Tanto él como yo recordamos Beijing 2008 como una experiencia inolvidable. No solo por la transformación que vivió la ciudad en los meses previos, sino por la ilusión que se vivía en sus calles y, sobre todo, en su gente. La emoción de abrirse al mundo, de querer agradar, de estar haciendo algo bueno. Esa misma emoción, la de vivir en una ciudad contenta, es la que recuerdo yo de los JJOO de Barcelona, que empezaron hace justo 30 años.

Recuerdo ver la inauguración por la tele, mis padres emocionados, las escaleras de Montjuïc llenas de gente, las banderolas del Cobi en las farolas, los globos del Cobi, mi camiseta del Cobi, ver por primera vez una competición de atletismo en directo, alucinar con las piruetas de Shannon Miller y Henrietta Onodi, mis dos gimnastas favoritas… Tenía 12 años. ¿Cómo no voy a tener ningún recuerdo de Barcelona 92? Si alguien de mi edad o más mayor no recuerda nada de los JJOO de Barcelona, solo hay dos explicaciones posibles: o bien es insensible, o bien no sabe vivir el presente. Y eso que por aquel entonces no había móviles para distraerse.

“Hasta yo me acuerdo con emoción de Barcelona 92, y eso que vivía en Madrid”, me confesó Miguel, que desde que terminó la universidad no ha vuelto a vivir en España: Pekín, Shanghái, Fráncfort, París, Bruselas… Encima, su esposa es rumana y pasan temporadas largas en Bucarest. Miguel es un “ciudadano del mundo”, un ser humano curioso y abierto de mente, que no se siente de ninguna parte, y que no aguanta las etiquetas ni los prejuicios sobre países o culturas. No le gusta que por culpa de esta horrible guerra en la que nos ha metido Putin ahora los rusos lleven colgada la etiqueta de “malos”.

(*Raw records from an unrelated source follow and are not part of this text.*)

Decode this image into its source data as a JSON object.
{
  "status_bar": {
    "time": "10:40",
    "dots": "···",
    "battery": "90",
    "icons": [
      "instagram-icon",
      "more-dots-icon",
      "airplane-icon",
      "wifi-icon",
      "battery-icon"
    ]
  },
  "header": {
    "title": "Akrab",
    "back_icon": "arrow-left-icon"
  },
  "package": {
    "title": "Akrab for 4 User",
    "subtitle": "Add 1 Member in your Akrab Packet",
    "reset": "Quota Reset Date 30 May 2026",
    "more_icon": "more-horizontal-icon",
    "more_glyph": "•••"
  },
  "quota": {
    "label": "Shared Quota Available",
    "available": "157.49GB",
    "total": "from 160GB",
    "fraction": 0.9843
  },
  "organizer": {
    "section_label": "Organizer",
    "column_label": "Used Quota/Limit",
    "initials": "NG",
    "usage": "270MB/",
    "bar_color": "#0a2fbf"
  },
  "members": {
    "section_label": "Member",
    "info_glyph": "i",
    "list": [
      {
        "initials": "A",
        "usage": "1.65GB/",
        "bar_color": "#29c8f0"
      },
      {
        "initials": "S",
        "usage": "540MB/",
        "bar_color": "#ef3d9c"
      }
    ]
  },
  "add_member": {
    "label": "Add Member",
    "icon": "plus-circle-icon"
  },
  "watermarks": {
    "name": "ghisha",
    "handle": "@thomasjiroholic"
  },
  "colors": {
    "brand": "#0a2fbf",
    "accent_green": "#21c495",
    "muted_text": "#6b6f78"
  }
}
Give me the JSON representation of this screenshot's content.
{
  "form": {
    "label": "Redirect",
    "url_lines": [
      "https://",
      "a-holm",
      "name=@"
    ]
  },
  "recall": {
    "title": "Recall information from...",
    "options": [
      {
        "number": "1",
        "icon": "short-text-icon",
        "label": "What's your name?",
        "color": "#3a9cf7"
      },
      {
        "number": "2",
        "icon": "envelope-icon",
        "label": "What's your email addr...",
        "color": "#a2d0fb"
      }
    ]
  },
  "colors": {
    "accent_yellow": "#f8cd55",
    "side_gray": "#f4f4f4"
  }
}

“Tardarán varias generaciones en librarse de este estigma, mientras que los americanos volverán a ser los salvadores”, me dijo con voz triste antes de despedirnos. Al día siguiente, mi amigo se embarcaba en un barco-escuela rumbo a Menorca, como parte del examen práctico para sacarse el título de patrón. Después todavía le quedaban dos semanas más de vacaciones, que este año ha decidido pasarlas viajando solo por Europa, reencontrándose con familia y amigos que había perdido. Su mujer se ha quedado con los niños, de 5 y 3 años. “Sé que es un privilegio poder escaparme tres semanas solo, pero de verdad lo necesitaba. Necesitaba volver a reencontrarme conmigo mismo, sacar mi parte Peter Pan, volver a ser el niño curioso que viaja a Taiwán solo y se encuentra con Andrea por casualidad en un museo”, me confesó.